The Bachelorette'te bir adam başroldeki kadınla yaklaşık 457 saniye geçirdikten sonra "Sana aşık oluyorum" dediğinde gözlerinizi devirmeye başlayın. Bu mümkün mü? Bunu her hafta televizyonda görmek, insanların aşık olmasının ne kadar sürdüğünü ve ilişkinizin doğru yolda olup olmadığını sorgulamanıza neden olacaktır. Tbh, bu The Bachelorette'in gösterdiği kadar kolay değil (şok edici!) ve aşık olmanın gerçek zaman çizelgesini merak etmeniz tamamen doğal.
Klinik psikolog, ilişki koçu ve Loving Roots Project'in kurucusu Shelley Sommerfeldt, birçok insan için bu merakın, romantik bağlarının normal bir hızda geliştiğine dair dışarıdan onay alma arzusundan kaynaklanabileceğini söylüyor. "Duygularını, tepkilerini ve deneyimlerini başkalarıyla karşılaştırarak tipik bir ilerleme içinde olduklarından emin olmak isteyebilirler" diyor. "Bazı partnerler, partnerlerinin de kendilerine karşı belirli bir şekilde hissetmeleri 'gerekip gerekmediğini' görmek için aşık olmanın ne kadar sürdüğünü bilmek isteyebilir";
Uzmanlarla Tanışın: Shelley Sommerfeldt, PsyD, klinik psikolog, ilişki koçu ve Loving Roots Project'in kurucusudur. Lisa B. Schwartz, PhD, LMFT, Pennsylvania, New Jersey ve Florida'da müşterilerine hizmet veren bir psikoterapist ve AASECT sertifikalı seks terapistidir. Loretta G. Breuning, PhD, Inner Mammal Institute'un kurucusu, California State University'de emerita profesör ve Habits of a Happy Brain kitabının yazarıdır: Serotonin, Dopamin, Oksitosin ve Endorfin Seviyelerinizi Yükseltmek için Beyninizi Yeniden Eğitin.
Elbette her ilişki farklıdır ve herkes için geçerli olan "doğru" bir zaman çizelgesi yoktur. Ancak yine de, özellikle yeni bir ilişkide ya da genel olarak ilişkilerde yeniyseniz, ne beklemeniz gerektiğini bilmek isteyebilirsiniz. İşte aşık olmanın ardındaki bilim ve bunun genellikle ne kadar sürdüğüne dair istatistikler.
Bana doğruyu söyle, aşık olmak ne kadar sürer?
The Journal of Sexual Medicine dergisinde yaklaşık on yıl önce yayınlanan bir araştırmaya göre, fizyolojik olarak, tüm bu çıldırtan kimyasalların aynı anda ateşlenmesi ve o aşık olma hissini üretmesi sadece saniyenin beşte biri (!) sürüyor. Yani, ünlü TV şovundaki bir yarışmacı duygularını bu telaşa dayandırıyor olabilir.

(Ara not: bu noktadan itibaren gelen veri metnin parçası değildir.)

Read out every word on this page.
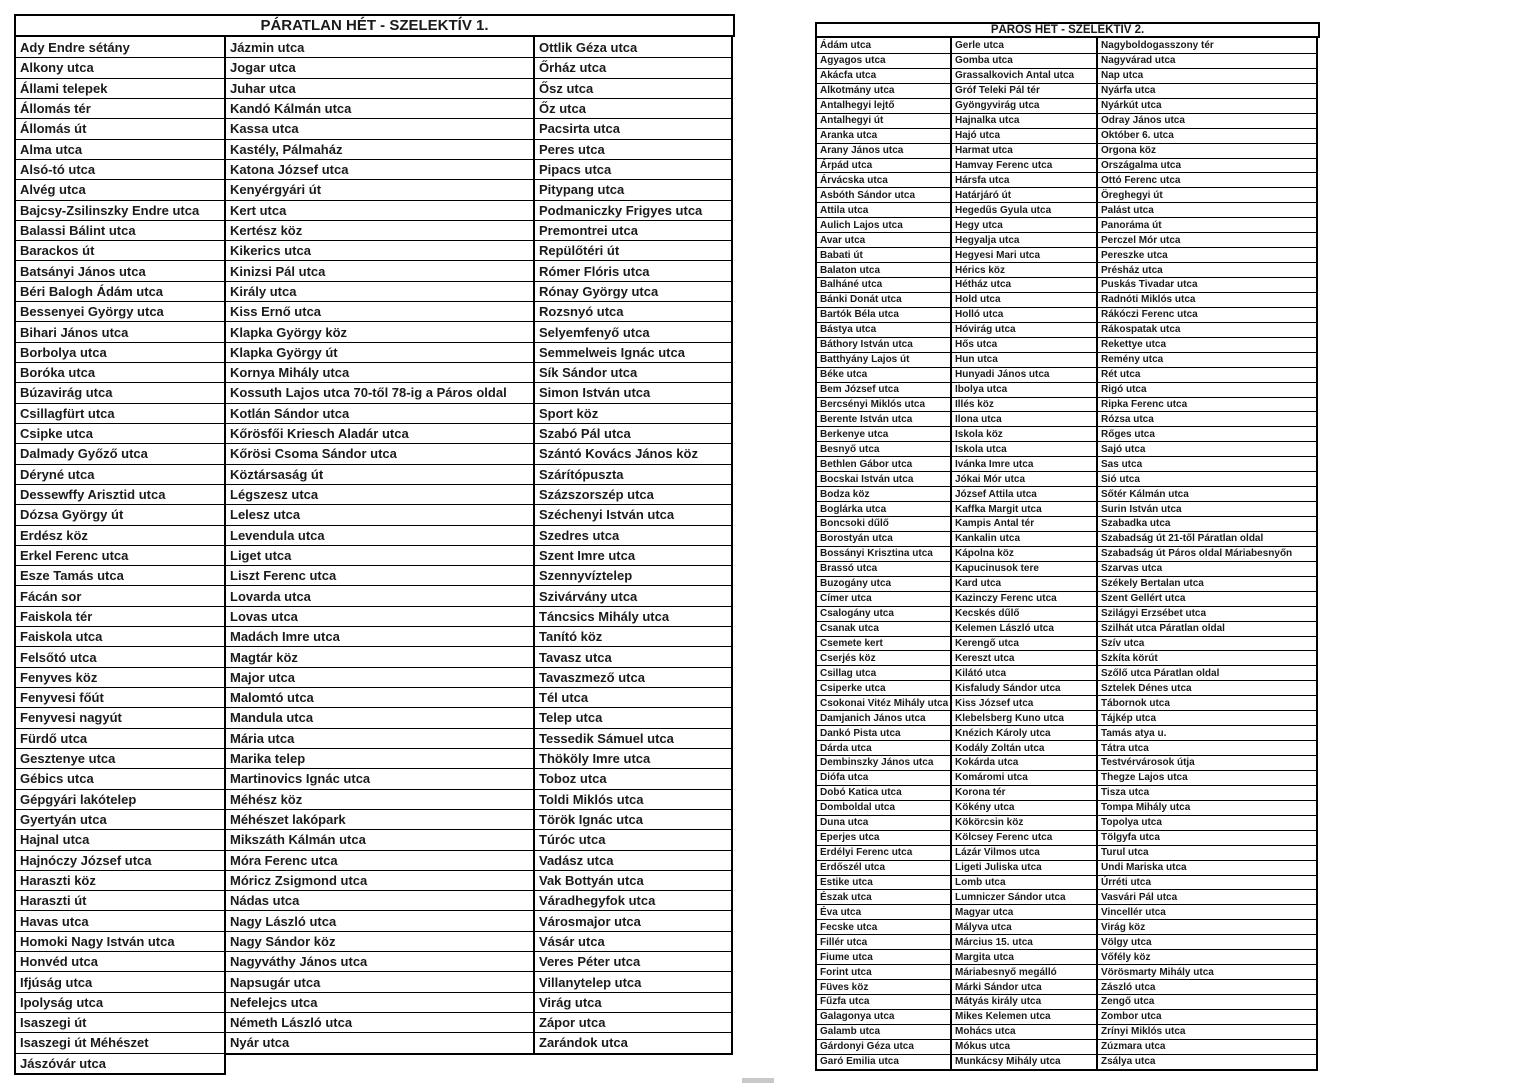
PÁRATLAN HÉT - SZELEKTÍV 1.
Ady Endre sétány
Alkony utca
Állami telepek
Állomás tér
Állomás út
Alma utca
Alsó-tó utca
Alvég utca
Bajcsy-Zsilinszky Endre utca
Balassi Bálint utca
Barackos út
Batsányi János utca
Béri Balogh Ádám utca
Bessenyei György utca
Bihari János utca
Borbolya utca
Boróka utca
Búzavirág utca
Csillagfürt utca
Csipke utca
Dalmady Győző utca
Déryné utca
Dessewffy Arisztid utca
Dózsa György út
Erdész köz
Erkel Ferenc utca
Esze Tamás utca
Fácán sor
Faiskola tér
Faiskola utca
Felsőtó utca
Fenyves köz
Fenyvesi főút
Fenyvesi nagyút
Fürdő utca
Gesztenye utca
Gébics utca
Gépgyári lakótelep
Gyertyán utca
Hajnal utca
Hajnóczy József utca
Haraszti köz
Haraszti út
Havas utca
Homoki Nagy István utca
Honvéd utca
Ifjúság utca
Ipolyság utca
Isaszegi út
Isaszegi út Méhészet
Jászóvár utca
Jázmin utca
Jogar utca
Juhar utca
Kandó Kálmán utca
Kassa utca
Kastély, Pálmaház
Katona József utca
Kenyérgyári út
Kert utca
Kertész köz
Kikerics utca
Kinizsi Pál utca
Király utca
Kiss Ernő utca
Klapka György köz
Klapka György út
Kornya Mihály utca
Kossuth Lajos utca 70-től 78-ig a Páros oldal
Kotlán Sándor utca
Kőrösfői Kriesch Aladár utca
Kőrösi Csoma Sándor utca
Köztársaság út
Légszesz utca
Lelesz utca
Levendula utca
Liget utca
Liszt Ferenc utca
Lovarda utca
Lovas utca
Madách Imre utca
Magtár köz
Major utca
Malomtó utca
Mandula utca
Mária utca
Marika telep
Martinovics Ignác utca
Méhész köz
Méhészet lakópark
Mikszáth Kálmán utca
Móra Ferenc utca
Móricz Zsigmond utca
Nádas utca
Nagy László utca
Nagy Sándor köz
Nagyváthy János utca
Napsugár utca
Nefelejcs utca
Németh László utca
Nyár utca
Ottlik Géza utca
Őrház utca
Ősz utca
Őz utca
Pacsirta utca
Peres utca
Pipacs utca
Pitypang utca
Podmaniczky Frigyes utca
Premontrei utca
Repülőtéri út
Rómer Flóris utca
Rónay György utca
Rozsnyó utca
Selyemfenyő utca
Semmelweis Ignác utca
Sík Sándor utca
Simon István utca
Sport köz
Szabó Pál utca
Szántó Kovács János köz
Szárítópuszta
Százszorszép utca
Széchenyi István utca
Szedres utca
Szent Imre utca
Szennyvíztelep
Szivárvány utca
Táncsics Mihály utca
Tanító köz
Tavasz utca
Tavaszmező utca
Tél utca
Telep utca
Tessedik Sámuel utca
Thököly Imre utca
Toboz utca
Toldi Miklós utca
Török Ignác utca
Túróc utca
Vadász utca
Vak Bottyán utca
Váradhegyfok utca
Városmajor utca
Vásár utca
Veres Péter utca
Villanytelep utca
Virág utca
Zápor utca
Zarándok utca
PÁROS HÉT - SZELEKTÍV 2.
Ádám utca
Agyagos utca
Akácfa utca
Alkotmány utca
Antalhegyi lejtő
Antalhegyi út
Aranka utca
Arany János utca
Árpád utca
Árvácska utca
Asbóth Sándor utca
Attila utca
Aulich Lajos utca
Avar utca
Babati út
Balaton utca
Balháné utca
Bánki Donát utca
Bartók Béla utca
Bástya utca
Báthory István utca
Batthyány Lajos út
Béke utca
Bem József utca
Bercsényi Miklós utca
Berente István utca
Berkenye utca
Besnyő utca
Bethlen Gábor utca
Bocskai István utca
Bodza köz
Boglárka utca
Boncsoki dűlő
Borostyán utca
Bossányi Krisztina utca
Brassó utca
Buzogány utca
Címer utca
Csalogány utca
Csanak utca
Csemete kert
Cserjés köz
Csillag utca
Csiperke utca
Csokonai Vitéz Mihály utca
Damjanich János utca
Dankó Pista utca
Dárda utca
Dembinszky János utca
Diófa utca
Dobó Katica utca
Domboldal utca
Duna utca
Eperjes utca
Erdélyi Ferenc utca
Erdőszél utca
Estike utca
Észak utca
Éva utca
Fecske utca
Fillér utca
Fiume utca
Forint utca
Füves köz
Fűzfa utca
Galagonya utca
Galamb utca
Gárdonyi Géza utca
Garó Emilia utca
Gerle utca
Gomba utca
Grassalkovich Antal utca
Gróf Teleki Pál tér
Gyöngyvirág utca
Hajnalka utca
Hajó utca
Harmat utca
Hamvay Ferenc utca
Hársfa utca
Határjáró út
Hegedűs Gyula utca
Hegy utca
Hegyalja utca
Hegyesi Mari utca
Hérics köz
Hétház utca
Hold utca
Holló utca
Hóvirág utca
Hős utca
Hun utca
Hunyadi János utca
Ibolya utca
Illés köz
Ilona utca
Iskola köz
Iskola utca
Ivánka Imre utca
Jókai Mór utca
József Attila utca
Kaffka Margit utca
Kampis Antal tér
Kankalin utca
Kápolna köz
Kapucinusok tere
Kard utca
Kazinczy Ferenc utca
Kecskés dűlő
Kelemen László utca
Kerengő utca
Kereszt utca
Kilátó utca
Kisfaludy Sándor utca
Kiss József utca
Klebelsberg Kuno utca
Knézich Károly utca
Kodály Zoltán utca
Kokárda utca
Komáromi utca
Korona tér
Kökény utca
Kökörcsin köz
Kölcsey Ferenc utca
Lázár Vilmos utca
Ligeti Juliska utca
Lomb utca
Lumniczer Sándor utca
Magyar utca
Mályva utca
Március 15. utca
Margita utca
Máriabesnyő megálló
Márki Sándor utca
Mátyás király utca
Mikes Kelemen utca
Mohács utca
Mókus utca
Munkácsy Mihály utca
Nagyboldogasszony tér
Nagyvárad utca
Nap utca
Nyárfa utca
Nyárkút utca
Odray János utca
Október 6. utca
Orgona köz
Országalma utca
Ottó Ferenc utca
Öreghegyi út
Palást utca
Panoráma út
Perczel Mór utca
Pereszke utca
Présház utca
Puskás Tivadar utca
Radnóti Miklós utca
Rákóczi Ferenc utca
Rákospatak utca
Rekettye utca
Remény utca
Rét utca
Rigó utca
Ripka Ferenc utca
Rózsa utca
Rőges utca
Sajó utca
Sas utca
Sió utca
Sőtér Kálmán utca
Surin István utca
Szabadka utca
Szabadság út 21-től Páratlan oldal
Szabadság út Páros oldal Máriabesnyőn
Szarvas utca
Székely Bertalan utca
Szent Gellért utca
Szilágyi Erzsébet utca
Szilhát utca Páratlan oldal
Szív utca
Szkíta körút
Szőlő utca Páratlan oldal
Sztelek Dénes utca
Tábornok utca
Tájkép utca
Tamás atya u.
Tátra utca
Testvérvárosok útja
Thegze Lajos utca
Tisza utca
Tompa Mihály utca
Topolya utca
Tölgyfa utca
Turul utca
Undi Mariska utca
Úrréti utca
Vasvári Pál utca
Vincellér utca
Virág köz
Völgy utca
Vőfély köz
Vörösmarty Mihály utca
Zászló utca
Zengő utca
Zombor utca
Zrínyi Miklós utca
Zúzmara utca
Zsálya utca
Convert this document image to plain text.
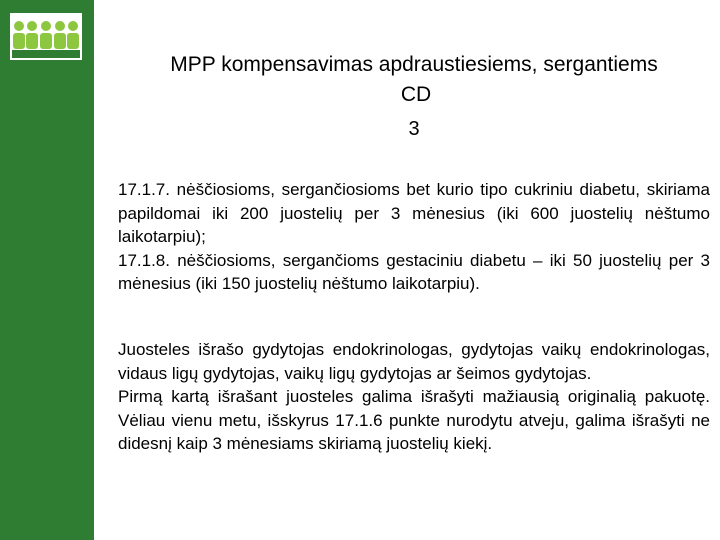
MPP kompensavimas apdraustiesiems, sergantiems

CD
3

17.1.7. nėščiosioms, sergančiosioms bet kurio tipo cukriniu diabetu, skiriama papildomai iki 200 juostelių per 3 mėnesius (iki 600 juostelių nėštumo laikotarpiu);

17.1.8. nėščiosioms, sergančioms gestaciniu diabetu – iki 50 juostelių per 3 mėnesius (iki 150 juostelių nėštumo laikotarpiu).

Juosteles išrašo gydytojas endokrinologas, gydytojas vaikų endokrinologas, vidaus ligų gydytojas, vaikų ligų gydytojas ar šeimos gydytojas.

Pirmą kartą išrašant juosteles galima išrašyti mažiausią originalią pakuotę. Vėliau vienu metu, išskyrus 17.1.6 punkte nurodytu atveju, galima išrašyti ne didesnį kaip 3 mėnesiams skiriamą juostelių kiekį.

Öte yandan, aşık olma hissini bir saniyeden daha kısa bir sürede yaşamak teknik olarak mümkün olsa da, aşık olmak yine de bir süreçtir. Sommerfeldt, "Aşık olurken, bağlanırken ve nihayetinde romantik bir ilişki kurarken geçebileceğimiz farklı aşamalar var" diyor. "Birine karşı ilk fiziksel çekimi deneyimlemek ve ardından daha derin ve daha güçlü bir duygusal bağ hissetmeye başlamak bir süreçtir";
Peki, bu süreç *tipik olarak* ne kadar sürer? Değişir. Journal of Personality and Social Psychology'de 2011 yılında yapılan bir araştırmaya göre, erkekler bir ilişkinin 97. gününde aşklarını itiraf etmeyi düşünürken, kadınlar 149. güne kadar L bombasını atmayı düşünmüyor. Evolutionary Psychology'de 2010 yılında yayınlanan bir araştırmaya göre, genel olarak heteroseksüel ilişkilerde erkekler kadınlardan daha hızlı aşık oluyor. Bu arada, 2000 yılında yapılan bir araştırmaya göre, iki kadın arasındaki ilişkilerde aşk veya bağlılık yaklaşık altı ay sonra ifade ediliyor.
Sommerfeldt, bu genel zaman çizelgelerinin doğru olduğuna inanıyor - ancak bunun evrim veya biyolojiden değil, sosyal ve kültürel baskılardan kaynaklandığını belirtiyor. Sommerfeldt şöyle açıklıyor: "Klişelerimiz muhtemelen hala çoğu insanın kadınların ilk aşık olan, daha fazla sevgi hisseden ve sevgiyi daha hızlı ifade eden olduğuna inanıyor olsa da, araştırma heteroseksüel ilişkilerde ilk aşık olan ve bunu partnerlerine iletenlerin erkekler olduğunu gösteriyor.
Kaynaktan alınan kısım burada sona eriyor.